Stefano Tarolli

Personal information
- Date of birth: 18 August 1997 (age 27)
- Place of birth: Foggia, Italy
- Height: 1.87 m (6 ft 2 in)
- Position(s): Goalkeeper

Team information
- Current team: Bitonto

Youth career
- 0000–2012: Foggia
- 2012–2014: Virtus Lanciano

Senior career*
- Years: Team / Apps / (Gls)
- 2014–2019: Foggia / 6 / (0)
- 2015: → Piacenza (loan) / 9 / (0)
- 2016–2017: → Manfredonia (loan) / 38 / (0)
- 2018–2019: → Virtus Francavilla (loan) / 7 / (0)
- 2019: → Renate (loan) / 0 / (0)
- 2020: Fidelis Andria / 5 / (0)
- 2020–2021: Arezzo / 4 / (0)
- 2021–2022: Di Benedetto Trinitapoli
- 2022–2023: Bisceglie / 0 / (0)
- 2023–: Bitonto / 3 / (0)

= Stefano Tarolli =

Italian footballer

Stefano Tarolli (born 18 August 1997) is an Italian footballer who plays as a goalkeeper for Serie D club Bitonto.

==Club career==
On 1 February 2015, he joined Piacenza, on loan.

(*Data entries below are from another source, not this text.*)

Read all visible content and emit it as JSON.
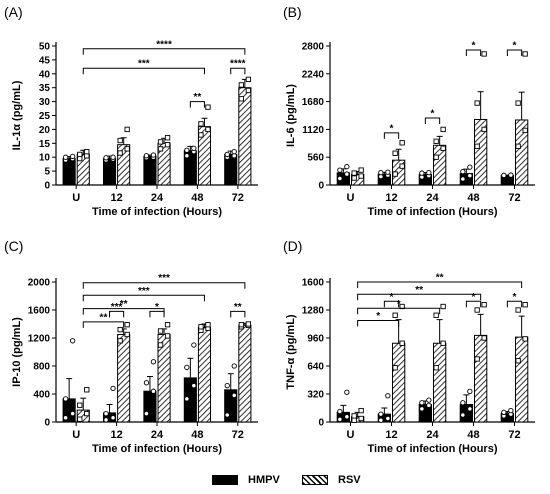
{
  "legend": {
    "hmpv": "HMPV",
    "rsv": "RSV"
  },
  "chart_data": [
    {
      "panel": "(A)",
      "type": "bar",
      "ylabel": "IL-1α (pg/mL)",
      "xlabel": "Time of infection (Hours)",
      "categories": [
        "U",
        "12",
        "24",
        "48",
        "72"
      ],
      "ylim": [
        0,
        50
      ],
      "yticks": [
        0,
        5,
        10,
        15,
        20,
        25,
        30,
        35,
        40,
        45,
        50
      ],
      "series": [
        {
          "name": "HMPV",
          "values": [
            9.5,
            9.5,
            10.3,
            12.3,
            11
          ],
          "errors": [
            0.7,
            0.9,
            0.5,
            1.6,
            1.2
          ],
          "points": [
            [
              9,
              9.5,
              10,
              10.3
            ],
            [
              9,
              9.3,
              9.8,
              10
            ],
            [
              9.8,
              10,
              10.5,
              10.8
            ],
            [
              10.5,
              12,
              12.5,
              13.2
            ],
            [
              10,
              10.5,
              11,
              12
            ]
          ]
        },
        {
          "name": "RSV",
          "values": [
            11,
            14.5,
            15,
            21,
            35
          ],
          "errors": [
            1.5,
            2.5,
            1.8,
            3,
            3
          ],
          "points": [
            [
              9.5,
              10.5,
              11,
              12
            ],
            [
              11.5,
              13,
              16,
              20
            ],
            [
              13,
              14.5,
              15.5,
              17
            ],
            [
              18,
              20,
              22,
              28
            ],
            [
              31,
              34,
              36,
              38
            ]
          ]
        }
      ],
      "brackets": [
        {
          "from": [
            0,
            1
          ],
          "to": [
            4,
            1
          ],
          "label": "****",
          "y": 49
        },
        {
          "from": [
            0,
            1
          ],
          "to": [
            3,
            1
          ],
          "label": "***",
          "y": 42
        },
        {
          "from": [
            3,
            0
          ],
          "to": [
            3,
            1
          ],
          "label": "**",
          "y": 30
        },
        {
          "from": [
            4,
            0
          ],
          "to": [
            4,
            1
          ],
          "label": "****",
          "y": 42
        }
      ]
    },
    {
      "panel": "(B)",
      "type": "bar",
      "ylabel": "IL-6 (pg/mL)",
      "xlabel": "Time of infection (Hours)",
      "categories": [
        "U",
        "12",
        "24",
        "48",
        "72"
      ],
      "ylim": [
        0,
        2800
      ],
      "yticks": [
        0,
        560,
        1120,
        1680,
        2240,
        2800
      ],
      "series": [
        {
          "name": "HMPV",
          "values": [
            245,
            215,
            210,
            230,
            190
          ],
          "errors": [
            80,
            40,
            40,
            90,
            10
          ],
          "points": [
            [
              130,
              220,
              300,
              370
            ],
            [
              170,
              200,
              250,
              260
            ],
            [
              160,
              190,
              240,
              250
            ],
            [
              120,
              190,
              270,
              360
            ],
            [
              185,
              190,
              195,
              200
            ]
          ]
        },
        {
          "name": "RSV",
          "values": [
            210,
            500,
            800,
            1320,
            1310
          ],
          "errors": [
            60,
            220,
            180,
            560,
            560
          ],
          "points": [
            [
              140,
              180,
              240,
              300
            ],
            [
              220,
              380,
              640,
              850
            ],
            [
              560,
              740,
              880,
              1120
            ],
            [
              780,
              1120,
              1650,
              2640
            ],
            [
              780,
              1100,
              1650,
              2640
            ]
          ]
        }
      ],
      "brackets": [
        {
          "from": [
            1,
            0
          ],
          "to": [
            1,
            1
          ],
          "label": "*",
          "y": 1050
        },
        {
          "from": [
            2,
            0
          ],
          "to": [
            2,
            1
          ],
          "label": "*",
          "y": 1350
        },
        {
          "from": [
            3,
            0
          ],
          "to": [
            3,
            1
          ],
          "label": "*",
          "y": 2720
        },
        {
          "from": [
            4,
            0
          ],
          "to": [
            4,
            1
          ],
          "label": "*",
          "y": 2720
        }
      ]
    },
    {
      "panel": "(C)",
      "type": "bar",
      "ylabel": "IP-10 (pg/mL)",
      "xlabel": "Time of infection (Hours)",
      "categories": [
        "U",
        "12",
        "24",
        "48",
        "72"
      ],
      "ylim": [
        0,
        2000
      ],
      "yticks": [
        0,
        400,
        800,
        1200,
        1600,
        2000
      ],
      "series": [
        {
          "name": "HMPV",
          "values": [
            330,
            130,
            440,
            630,
            460
          ],
          "errors": [
            290,
            120,
            210,
            280,
            230
          ],
          "points": [
            [
              60,
              120,
              330,
              1160
            ],
            [
              30,
              60,
              120,
              480
            ],
            [
              120,
              440,
              560,
              860
            ],
            [
              330,
              520,
              780,
              1100
            ],
            [
              100,
              380,
              520,
              800
            ]
          ]
        },
        {
          "name": "RSV",
          "values": [
            170,
            1250,
            1250,
            1350,
            1380
          ],
          "errors": [
            170,
            80,
            80,
            50,
            30
          ],
          "points": [
            [
              40,
              120,
              240,
              460
            ],
            [
              1160,
              1250,
              1320,
              1390
            ],
            [
              1100,
              1230,
              1300,
              1390
            ],
            [
              1310,
              1340,
              1360,
              1390
            ],
            [
              1360,
              1380,
              1390,
              1400
            ]
          ]
        }
      ],
      "brackets": [
        {
          "from": [
            0,
            1
          ],
          "to": [
            4,
            1
          ],
          "label": "***",
          "y": 1990
        },
        {
          "from": [
            0,
            1
          ],
          "to": [
            3,
            1
          ],
          "label": "***",
          "y": 1810
        },
        {
          "from": [
            0,
            1
          ],
          "to": [
            2,
            1
          ],
          "label": "**",
          "y": 1620
        },
        {
          "from": [
            0,
            1
          ],
          "to": [
            1,
            1
          ],
          "label": "**",
          "y": 1430
        },
        {
          "from": [
            1,
            0
          ],
          "to": [
            1,
            1
          ],
          "label": "***",
          "y": 1580
        },
        {
          "from": [
            2,
            0
          ],
          "to": [
            2,
            1
          ],
          "label": "*",
          "y": 1580
        },
        {
          "from": [
            4,
            0
          ],
          "to": [
            4,
            1
          ],
          "label": "**",
          "y": 1580
        }
      ]
    },
    {
      "panel": "(D)",
      "type": "bar",
      "ylabel": "TNF-α (pg/mL)",
      "xlabel": "Time of infection (Hours)",
      "categories": [
        "U",
        "12",
        "24",
        "48",
        "72"
      ],
      "ylim": [
        0,
        1600
      ],
      "yticks": [
        0,
        320,
        640,
        960,
        1280,
        1600
      ],
      "series": [
        {
          "name": "HMPV",
          "values": [
            110,
            90,
            200,
            200,
            100
          ],
          "errors": [
            80,
            70,
            40,
            110,
            20
          ],
          "points": [
            [
              30,
              60,
              120,
              340
            ],
            [
              20,
              40,
              90,
              300
            ],
            [
              150,
              190,
              220,
              250
            ],
            [
              80,
              150,
              220,
              350
            ],
            [
              70,
              90,
              110,
              130
            ]
          ]
        },
        {
          "name": "RSV",
          "values": [
            60,
            900,
            900,
            990,
            970
          ],
          "errors": [
            50,
            270,
            270,
            240,
            240
          ],
          "points": [
            [
              20,
              40,
              70,
              130
            ],
            [
              620,
              900,
              1220,
              1320
            ],
            [
              620,
              900,
              1220,
              1320
            ],
            [
              720,
              960,
              1280,
              1340
            ],
            [
              700,
              950,
              1280,
              1340
            ]
          ]
        }
      ],
      "brackets": [
        {
          "from": [
            0,
            1
          ],
          "to": [
            4,
            1
          ],
          "label": "**",
          "y": 1600
        },
        {
          "from": [
            0,
            1
          ],
          "to": [
            3,
            1
          ],
          "label": "**",
          "y": 1460
        },
        {
          "from": [
            0,
            1
          ],
          "to": [
            2,
            1
          ],
          "label": "*",
          "y": 1300
        },
        {
          "from": [
            0,
            1
          ],
          "to": [
            1,
            1
          ],
          "label": "*",
          "y": 1160
        },
        {
          "from": [
            1,
            0
          ],
          "to": [
            1,
            1
          ],
          "label": "*",
          "y": 1380
        },
        {
          "from": [
            3,
            0
          ],
          "to": [
            3,
            1
          ],
          "label": "*",
          "y": 1380
        },
        {
          "from": [
            4,
            0
          ],
          "to": [
            4,
            1
          ],
          "label": "*",
          "y": 1380
        }
      ]
    }
  ]
}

He made his Serie B debut for Foggia on 26 November 2017 in a game against Bari.

On 24 January 2019, he moved on another loan to Renate.

On 31 January 2020, he joined Serie D club Fidelis Andria.

On 28 September 2020 he signed with Serie C club Arezzo.